Por Pedro Leo
Há quem diga que o Brasil é o país do futebol. Talvez já tenha sido.
Durante décadas, a Seleção Brasileira foi mais do que um time. Foi uma espécie de religião civil. Não exigia templos, mas transformava ruas em altares pintados de verde e amarelo. Não tinha sacerdotes, mas seus jogadores eram tratados como santos ou pecadores, dependendo do resultado. Não possuía um livro sagrado, mas carregava uma história que unia gerações em torno de uma única narrativa: a de que, quando vestia a camisa amarela, o Brasil se tornava maior do que seus próprios problemas.
A eliminação para a Noruega nas oitavas de final da Copa do Mundo de 2026 não representa apenas mais uma queda precoce. Ela simboliza mais um capítulo da lenta erosão de um dos maiores símbolos da identidade nacional.
O brasileiro nunca torceu apenas pelo futebol.
Torcia pela ideia de Brasil.
A Seleção era uma metáfora de um país que acreditava ser criativo, irreverente, talentoso e capaz de superar qualquer adversidade. Em uma nação marcada por desigualdades profundas, crises políticas e frustrações econômicas, havia um espaço onde todos podiam acreditar que éramos, sim, os melhores do mundo.
Era uma catarse coletiva.
Quando o Brasil entrava em campo, desapareciam, por algumas horas, as diferenças sociais, regionais e ideológicas.

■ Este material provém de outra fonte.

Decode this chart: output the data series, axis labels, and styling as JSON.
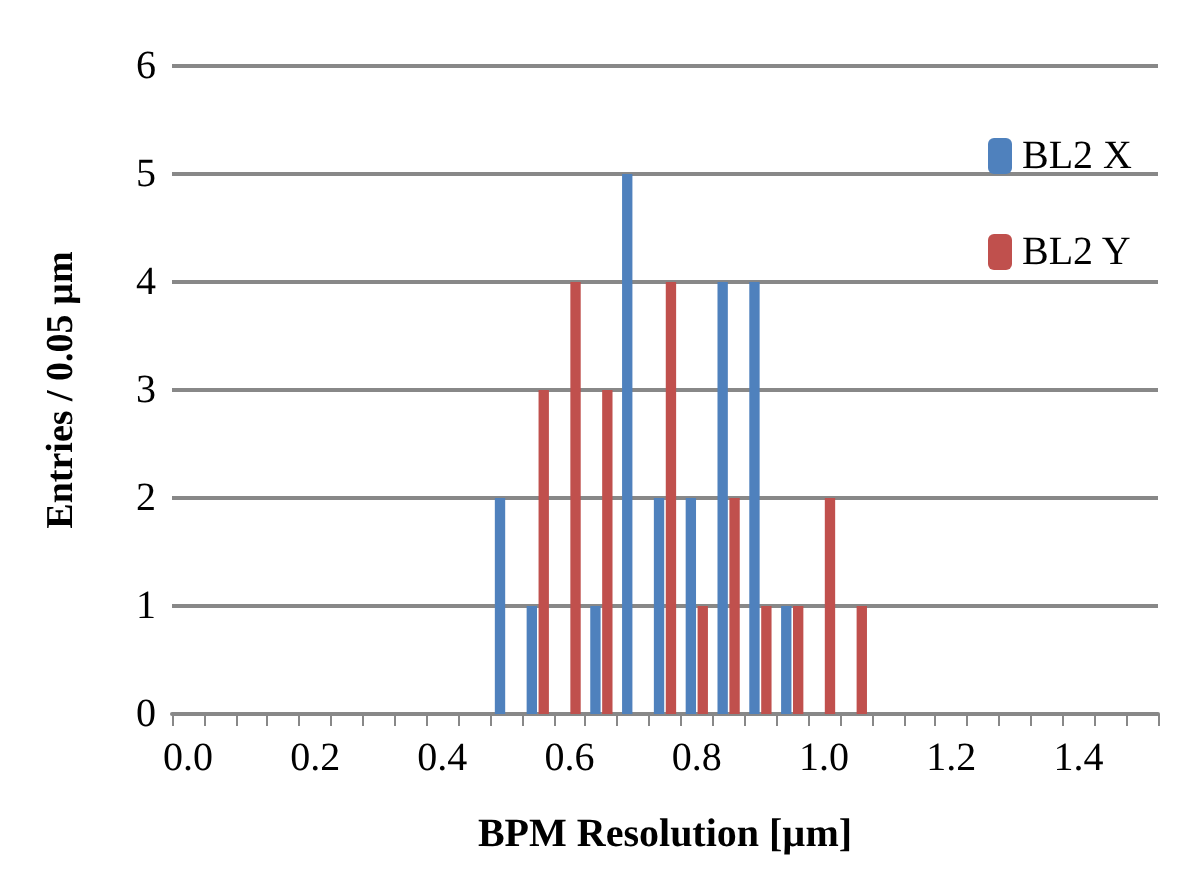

O empresário e o ambulante vestiam a mesma camisa. O morador do interior e o da metrópole gritavam o mesmo gol. Poucas instituições conseguiram produzir esse raro sentimento de pertencimento.
Mas símbolos também envelhecem.
Desde 2002, a Seleção deixou de produzir novas epopeias e passou a colecionar cicatrizes. O trauma do 7 a 1 foi apenas o episódio mais dramático de um processo maior. Bélgica. Croácia. Agora, Noruega.

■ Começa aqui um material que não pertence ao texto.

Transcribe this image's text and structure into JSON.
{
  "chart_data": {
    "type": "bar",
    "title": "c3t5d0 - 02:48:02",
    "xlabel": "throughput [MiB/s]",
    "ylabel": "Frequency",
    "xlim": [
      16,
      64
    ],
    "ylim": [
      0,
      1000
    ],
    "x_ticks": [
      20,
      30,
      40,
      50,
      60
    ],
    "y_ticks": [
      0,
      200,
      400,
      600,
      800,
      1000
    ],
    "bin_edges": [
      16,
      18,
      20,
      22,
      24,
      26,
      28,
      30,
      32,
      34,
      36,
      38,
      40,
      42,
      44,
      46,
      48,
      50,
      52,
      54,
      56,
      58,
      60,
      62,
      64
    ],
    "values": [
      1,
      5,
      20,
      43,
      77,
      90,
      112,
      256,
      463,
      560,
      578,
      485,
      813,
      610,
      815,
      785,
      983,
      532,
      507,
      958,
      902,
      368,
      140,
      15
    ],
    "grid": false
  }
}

Uma geração inteira cresceu conhecendo o Brasil muito mais pelas eliminações do que pelos títulos.
E isso muda tudo.
Porque identidade também é memória. Quem nunca viveu o encanto de 1994 ou de 2002 dificilmente desenvolverá a mesma devoção que seus pais e avós tiveram.
Enquanto isso, o futebol mudou.
Os ídolos jogam quase exclusivamente na Europa. Os jovens acompanham mais a Liga dos Campeões do que as Eliminatórias. Muitos sabem de cor a escalação do Real Madrid ou do Manchester City, mas não conseguem lembrar a última atuação convincente da Seleção.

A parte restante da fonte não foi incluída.